Henrique Gomes Batista
O Globo
Um dos piores dias da democracia americana. Assim será marcado o 6 de janeiro de 2021. A invasão ao Congresso, que segundo analistas foi o ápice da tentativa de golpe que o presidente Donald Trump tenta articular desde que perdeu as eleições, marcará o país e pode sinalizar o fim do capital político do republicano, que agora é um forte candidato a entrar para a História como o pior presidente dos Estados Unidos.
“Vimos um golpe contra a democracia, algo totalmente vergonhoso, até os republicanos estão reconhecendo isso desta maneira. E tudo isso é muito ruim para Donald Trump. Ele brincou com fogo e agora sua casa está se incendiando”, diz ao O Globo Erick Langer, professor de História e Ciências Políticas da Universidade Georgetown, em Washington.

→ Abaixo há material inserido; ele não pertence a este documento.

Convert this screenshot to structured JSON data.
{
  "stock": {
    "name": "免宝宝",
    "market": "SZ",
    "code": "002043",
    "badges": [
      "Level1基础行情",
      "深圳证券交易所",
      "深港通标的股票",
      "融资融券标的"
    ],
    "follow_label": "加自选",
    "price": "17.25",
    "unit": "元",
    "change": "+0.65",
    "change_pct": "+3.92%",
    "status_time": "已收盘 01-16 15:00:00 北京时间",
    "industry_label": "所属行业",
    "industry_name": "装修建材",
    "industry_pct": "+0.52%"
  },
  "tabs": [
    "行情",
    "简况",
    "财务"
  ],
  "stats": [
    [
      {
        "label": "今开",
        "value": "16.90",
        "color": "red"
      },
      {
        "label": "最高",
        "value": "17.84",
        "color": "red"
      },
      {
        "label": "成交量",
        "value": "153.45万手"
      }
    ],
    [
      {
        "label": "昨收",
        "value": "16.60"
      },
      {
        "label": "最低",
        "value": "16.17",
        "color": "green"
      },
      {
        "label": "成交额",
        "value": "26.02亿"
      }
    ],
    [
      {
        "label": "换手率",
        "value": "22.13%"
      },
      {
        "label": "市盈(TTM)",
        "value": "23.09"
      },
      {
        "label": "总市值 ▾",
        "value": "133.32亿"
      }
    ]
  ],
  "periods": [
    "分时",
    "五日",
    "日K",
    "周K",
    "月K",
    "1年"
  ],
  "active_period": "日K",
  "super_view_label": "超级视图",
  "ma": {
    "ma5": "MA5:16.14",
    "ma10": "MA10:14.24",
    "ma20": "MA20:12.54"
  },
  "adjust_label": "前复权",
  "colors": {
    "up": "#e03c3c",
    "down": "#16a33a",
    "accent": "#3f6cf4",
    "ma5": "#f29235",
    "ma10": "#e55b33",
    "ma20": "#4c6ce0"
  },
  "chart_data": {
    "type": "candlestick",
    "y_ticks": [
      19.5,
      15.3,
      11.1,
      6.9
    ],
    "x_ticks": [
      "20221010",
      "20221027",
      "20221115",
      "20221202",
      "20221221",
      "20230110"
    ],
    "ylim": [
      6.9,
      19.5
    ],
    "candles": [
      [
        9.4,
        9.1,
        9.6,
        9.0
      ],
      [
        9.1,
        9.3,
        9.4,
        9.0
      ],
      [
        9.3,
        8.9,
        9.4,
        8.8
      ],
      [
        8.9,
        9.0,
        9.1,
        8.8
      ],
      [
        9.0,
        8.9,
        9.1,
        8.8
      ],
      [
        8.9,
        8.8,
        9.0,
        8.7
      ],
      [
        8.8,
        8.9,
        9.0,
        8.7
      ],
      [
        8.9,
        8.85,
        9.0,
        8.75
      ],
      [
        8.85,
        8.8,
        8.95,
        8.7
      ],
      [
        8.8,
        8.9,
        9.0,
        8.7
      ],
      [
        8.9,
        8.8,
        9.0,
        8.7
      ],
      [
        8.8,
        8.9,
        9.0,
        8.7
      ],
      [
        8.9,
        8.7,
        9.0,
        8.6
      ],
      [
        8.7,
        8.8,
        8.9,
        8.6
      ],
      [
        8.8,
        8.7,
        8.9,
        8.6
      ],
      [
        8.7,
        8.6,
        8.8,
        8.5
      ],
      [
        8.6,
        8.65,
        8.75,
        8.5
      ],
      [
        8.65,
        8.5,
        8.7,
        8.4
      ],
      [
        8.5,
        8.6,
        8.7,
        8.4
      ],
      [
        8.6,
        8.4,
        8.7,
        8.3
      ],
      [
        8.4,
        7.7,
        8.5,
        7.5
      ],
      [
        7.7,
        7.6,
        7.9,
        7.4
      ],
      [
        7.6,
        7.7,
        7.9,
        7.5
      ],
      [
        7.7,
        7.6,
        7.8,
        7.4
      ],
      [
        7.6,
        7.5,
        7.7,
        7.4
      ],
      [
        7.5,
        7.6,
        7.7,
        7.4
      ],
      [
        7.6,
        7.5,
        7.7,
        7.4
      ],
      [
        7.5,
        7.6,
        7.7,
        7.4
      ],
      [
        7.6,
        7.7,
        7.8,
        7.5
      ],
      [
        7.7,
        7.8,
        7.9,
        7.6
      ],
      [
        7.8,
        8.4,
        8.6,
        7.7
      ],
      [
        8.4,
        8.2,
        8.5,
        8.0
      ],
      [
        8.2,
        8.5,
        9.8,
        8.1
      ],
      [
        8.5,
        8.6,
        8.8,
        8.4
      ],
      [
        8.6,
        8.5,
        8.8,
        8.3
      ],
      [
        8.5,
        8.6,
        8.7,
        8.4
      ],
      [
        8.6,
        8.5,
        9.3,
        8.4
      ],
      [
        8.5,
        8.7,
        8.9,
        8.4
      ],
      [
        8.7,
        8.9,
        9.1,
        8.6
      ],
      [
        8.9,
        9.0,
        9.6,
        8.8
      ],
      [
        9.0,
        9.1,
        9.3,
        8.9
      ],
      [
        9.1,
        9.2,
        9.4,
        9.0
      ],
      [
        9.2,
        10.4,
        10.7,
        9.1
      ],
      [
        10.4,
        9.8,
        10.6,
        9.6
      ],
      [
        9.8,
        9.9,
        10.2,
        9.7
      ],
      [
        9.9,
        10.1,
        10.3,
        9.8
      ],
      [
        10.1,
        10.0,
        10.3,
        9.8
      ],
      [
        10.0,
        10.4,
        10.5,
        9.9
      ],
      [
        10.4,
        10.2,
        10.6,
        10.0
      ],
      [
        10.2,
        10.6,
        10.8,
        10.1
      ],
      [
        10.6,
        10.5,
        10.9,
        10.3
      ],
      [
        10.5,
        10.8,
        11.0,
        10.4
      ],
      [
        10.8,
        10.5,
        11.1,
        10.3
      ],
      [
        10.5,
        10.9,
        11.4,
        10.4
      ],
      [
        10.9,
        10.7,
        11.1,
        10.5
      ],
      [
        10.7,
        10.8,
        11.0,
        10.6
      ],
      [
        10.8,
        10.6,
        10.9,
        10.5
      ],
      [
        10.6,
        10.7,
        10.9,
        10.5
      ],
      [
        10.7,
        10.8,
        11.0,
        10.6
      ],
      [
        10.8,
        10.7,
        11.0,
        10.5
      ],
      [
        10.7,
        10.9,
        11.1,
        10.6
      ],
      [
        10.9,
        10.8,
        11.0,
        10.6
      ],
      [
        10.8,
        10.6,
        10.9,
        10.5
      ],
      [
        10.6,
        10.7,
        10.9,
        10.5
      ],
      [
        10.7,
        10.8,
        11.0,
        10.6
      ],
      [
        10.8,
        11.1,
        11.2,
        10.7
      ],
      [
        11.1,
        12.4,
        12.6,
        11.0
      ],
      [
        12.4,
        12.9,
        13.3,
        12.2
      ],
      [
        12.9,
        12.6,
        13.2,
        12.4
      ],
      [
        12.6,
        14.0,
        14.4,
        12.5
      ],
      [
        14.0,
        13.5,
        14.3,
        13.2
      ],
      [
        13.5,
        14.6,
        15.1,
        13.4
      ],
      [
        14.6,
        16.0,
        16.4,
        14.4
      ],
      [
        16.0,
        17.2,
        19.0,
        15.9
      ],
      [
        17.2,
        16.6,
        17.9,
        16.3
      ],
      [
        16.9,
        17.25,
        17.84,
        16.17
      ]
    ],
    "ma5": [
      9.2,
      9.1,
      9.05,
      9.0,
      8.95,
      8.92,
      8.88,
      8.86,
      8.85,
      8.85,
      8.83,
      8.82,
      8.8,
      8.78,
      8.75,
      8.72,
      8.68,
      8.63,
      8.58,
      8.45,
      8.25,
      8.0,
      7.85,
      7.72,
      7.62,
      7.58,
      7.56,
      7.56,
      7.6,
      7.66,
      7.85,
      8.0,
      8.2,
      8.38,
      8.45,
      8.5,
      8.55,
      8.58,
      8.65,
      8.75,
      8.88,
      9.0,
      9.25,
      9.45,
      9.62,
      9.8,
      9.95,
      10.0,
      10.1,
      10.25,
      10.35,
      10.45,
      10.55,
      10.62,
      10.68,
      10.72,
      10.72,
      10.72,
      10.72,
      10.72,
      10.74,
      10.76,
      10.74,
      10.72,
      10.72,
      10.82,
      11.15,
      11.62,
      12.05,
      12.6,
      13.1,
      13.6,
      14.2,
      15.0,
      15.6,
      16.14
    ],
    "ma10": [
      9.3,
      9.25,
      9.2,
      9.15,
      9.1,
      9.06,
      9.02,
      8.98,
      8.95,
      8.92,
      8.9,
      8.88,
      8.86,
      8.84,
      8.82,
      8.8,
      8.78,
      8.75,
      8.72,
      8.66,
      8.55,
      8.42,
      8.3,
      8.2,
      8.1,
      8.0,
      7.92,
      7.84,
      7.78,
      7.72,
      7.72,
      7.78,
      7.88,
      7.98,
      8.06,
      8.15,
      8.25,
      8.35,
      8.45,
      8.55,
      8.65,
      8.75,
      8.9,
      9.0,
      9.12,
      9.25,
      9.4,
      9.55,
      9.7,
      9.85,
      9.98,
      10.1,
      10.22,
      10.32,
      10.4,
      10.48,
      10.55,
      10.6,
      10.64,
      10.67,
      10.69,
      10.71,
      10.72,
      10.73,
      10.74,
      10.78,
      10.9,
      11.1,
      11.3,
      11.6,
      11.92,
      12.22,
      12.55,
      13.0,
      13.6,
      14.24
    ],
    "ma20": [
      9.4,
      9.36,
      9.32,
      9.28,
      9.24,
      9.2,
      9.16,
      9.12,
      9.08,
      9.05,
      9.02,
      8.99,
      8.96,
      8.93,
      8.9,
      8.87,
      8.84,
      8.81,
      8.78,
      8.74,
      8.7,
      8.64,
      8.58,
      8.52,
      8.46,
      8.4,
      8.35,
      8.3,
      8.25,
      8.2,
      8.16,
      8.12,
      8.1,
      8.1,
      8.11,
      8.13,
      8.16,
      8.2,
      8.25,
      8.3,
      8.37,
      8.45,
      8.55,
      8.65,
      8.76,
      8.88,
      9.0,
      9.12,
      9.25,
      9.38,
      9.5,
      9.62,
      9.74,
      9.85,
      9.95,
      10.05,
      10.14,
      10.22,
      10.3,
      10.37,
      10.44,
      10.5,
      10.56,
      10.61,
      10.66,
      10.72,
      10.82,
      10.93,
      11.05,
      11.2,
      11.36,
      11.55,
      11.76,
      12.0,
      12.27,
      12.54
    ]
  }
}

PIOR PRESIDENTE – “Trump vai ser visto como o pior presidente dos Estados Unidos. Ele queria ser reconhecido como um presidente no nível de Ronald Reagan, que mudou profundamente o país, mas depois de hoje [quarta-feira] está perdido”, diz.
O dia já seria ruim para Trump. Desde terça-feira estava claro, com os primeiros resultados das eleições para o Senado na Geórgia, que seu apoio se tornou tóxico. A vitória dos democratas no antigo feudo conservador era uma questão de tempo para se consumar, o que foi confirmado na tarde de ontem. A guinada impensável até pouco tempo no estado sulista garantirá aos democratas o controle simultâneo da Casa Branca, da Câmara dos Representantes e do Senado, um caminho e tanto para as políticas de Joe Biden.
Isso coincidiu com o que parecia ser a última batalha de Trump em sua cruzada sem provas contra os resultados das eleições de novembro. O Congresso deveria concluir na quarta-feira o processo eleitoral com o reconhecimento formal de Biden como presidente eleito.
FIM IMPREVISÍVEL – Depois que o vice-presidente Mike Pence e o líder republicano do Senado, Mitch McConnell, se negaram a participar do golpe de Trump, se recusando a ignorar o desejo de 81 milhões de americanos que votaram no democrata e a rasgar as leis americanas, o impensável aconteceu. Um discurso inflamado de Trump serviu de estopim para a inédita invasão ao Congresso.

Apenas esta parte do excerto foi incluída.